Des travaux indispensables pour ces milieux
Conserver le bon état écologique des landes est une priorité pour l’ONF. Cela implique des travaux réguliers de la part des forestiers. Du simple arrachage manuel, au débroussaillage lorsque la végétation est basse en passant par des coupes dès que les arbres sont trop hauts, les interventions varient selon les situations.
Enfin, sur certains sites, l’ONF recourt à l’éco-pâturage.
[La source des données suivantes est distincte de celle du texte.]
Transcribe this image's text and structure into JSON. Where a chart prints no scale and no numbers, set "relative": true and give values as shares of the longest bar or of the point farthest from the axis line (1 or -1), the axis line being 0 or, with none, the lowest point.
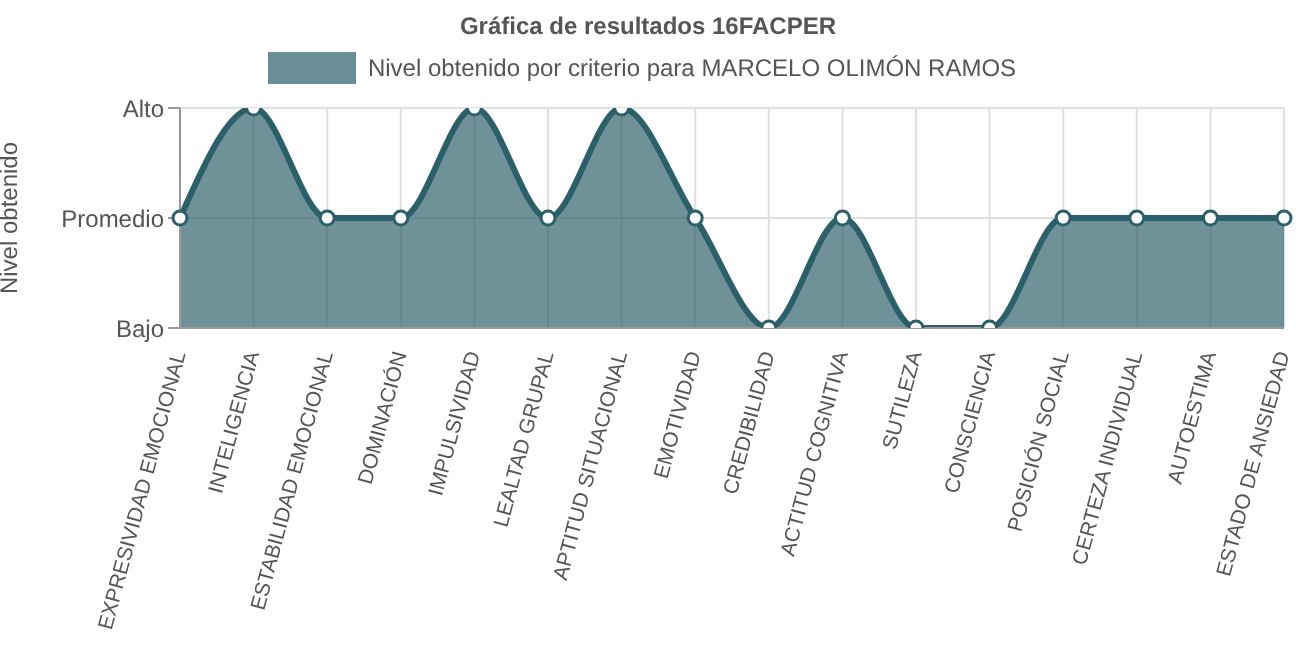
{
  "chart_data": {
    "type": "area",
    "title": "Gráfica de resultados 16FACPER",
    "ylabel": "Nivel obtenido",
    "categories": [
      "EXPRESIVIDAD EMOCIONAL",
      "INTELIGENCIA",
      "ESTABILIDAD EMOCIONAL",
      "DOMINACIÓN",
      "IMPULSIVIDAD",
      "LEALTAD GRUPAL",
      "APTITUD SITUACIONAL",
      "EMOTIVIDAD",
      "CREDIBILIDAD",
      "ACTITUD COGNITIVA",
      "SUTILEZA",
      "CONSCIENCIA",
      "POSICIÓN SOCIAL",
      "CERTEZA INDIVIDUAL",
      "AUTOESTIMA",
      "ESTADO DE ANSIEDAD"
    ],
    "series": [
      {
        "name": "Nivel obtenido por criterio para MARCELO OLIMÓN RAMOS",
        "color": "#2b5f69",
        "values": [
          0.5,
          1,
          0.5,
          0.5,
          1,
          0.5,
          1,
          0.5,
          0,
          0.5,
          0,
          0,
          0.5,
          0.5,
          0.5,
          0.5
        ]
      }
    ],
    "relative": true,
    "annotations": [
      "Bajo",
      "Promedio",
      "Alto"
    ],
    "grid": true,
    "legend": "top",
    "marker": "circle"
  }
}
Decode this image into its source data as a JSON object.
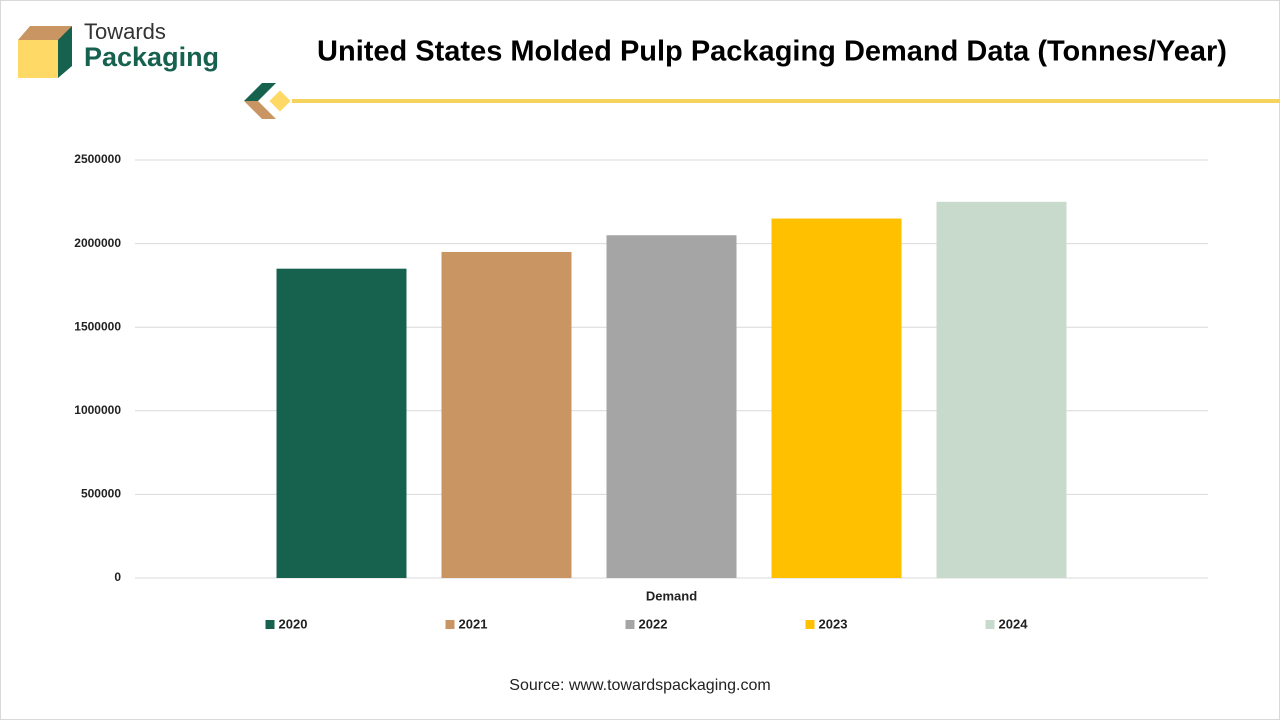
{
  "logo": {
    "line1": "Towards",
    "line2": "Packaging"
  },
  "chart_data": {
    "type": "bar",
    "title": "United States Molded Pulp Packaging Demand Data (Tonnes/Year)",
    "x_label": "Demand",
    "categories": [
      "Demand"
    ],
    "series": [
      {
        "name": "2020",
        "color": "#17614f",
        "values": [
          1850000
        ]
      },
      {
        "name": "2021",
        "color": "#c99563",
        "values": [
          1950000
        ]
      },
      {
        "name": "2022",
        "color": "#a5a5a5",
        "values": [
          2050000
        ]
      },
      {
        "name": "2023",
        "color": "#ffc000",
        "values": [
          2150000
        ]
      },
      {
        "name": "2024",
        "color": "#c7dacb",
        "values": [
          2250000
        ]
      }
    ],
    "ylim": [
      0,
      2500000
    ],
    "yticks": [
      0,
      500000,
      1000000,
      1500000,
      2000000,
      2500000
    ],
    "grid": true,
    "legend": "bottom"
  },
  "source": "Source: www.towardspackaging.com"
}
Un contrat Natura 2000 a été établi avec un berger. Chaque année, entre avril et septembre, environ 300 moutons pâturent en forêt domaniale de Fontainebleau. Une itinérance de parcelle en parcelle qui couvre 200 hectares de landes et pelouses sèches.
Cependant, le pâturage n’étant plus efficace lorsque les arbustes sont trop denses ou que les arbres sont trop hauts, les interventions mécanisées sont nécessaires.
Les travaux de restauration en images
Deux questions à Julien Simon , chef de projet biodiversité à l'agence ONF Île-de-France Est
Que se passerait-il si aucune coupe n’avait lieu sur la lande sèche des Couleuvreux ?
Historiquement, les landes étaient entretenues par l’action humaine, le pâturage notamment. Sans intervention, les pins se développeraient jusqu’à ce que la lande se reboise et devienne une forêt. Nous perdrions les espèces typiques qui ne pourraient plus se reproduire. La rareté de cet habitat et le rôle qu’il joue dans la sauvegarde d’espèces rares nous conduisent à stopper le développement de la végétation. Lorsque les pins atteignent une certaine hauteur, seule la coupe nous permet d’atteindre cet objectif.
Est-ce que cela se fait au hasard ?
Gérer ces milieux repose sur des suivis scientifiques et naturalistes précis réalisés par l’ONF et ses partenaires comme l’association des naturalistes de la vallée du Loing et du massif de Fontainebleau (ANVL) et le conservatoire botanique national. Leur restauration s’avère une entreprise complexe. Les expériences montrent qu’il est important de bien réfléchir aux interventions (nature, période, techniques), au risque de ne pas améliorer l’habitat. Rien ne se fait au hasard, au contraire, nous nous appuyons sur une feuille de route qui préconise les actions à mener en fonction des enjeux écologiques.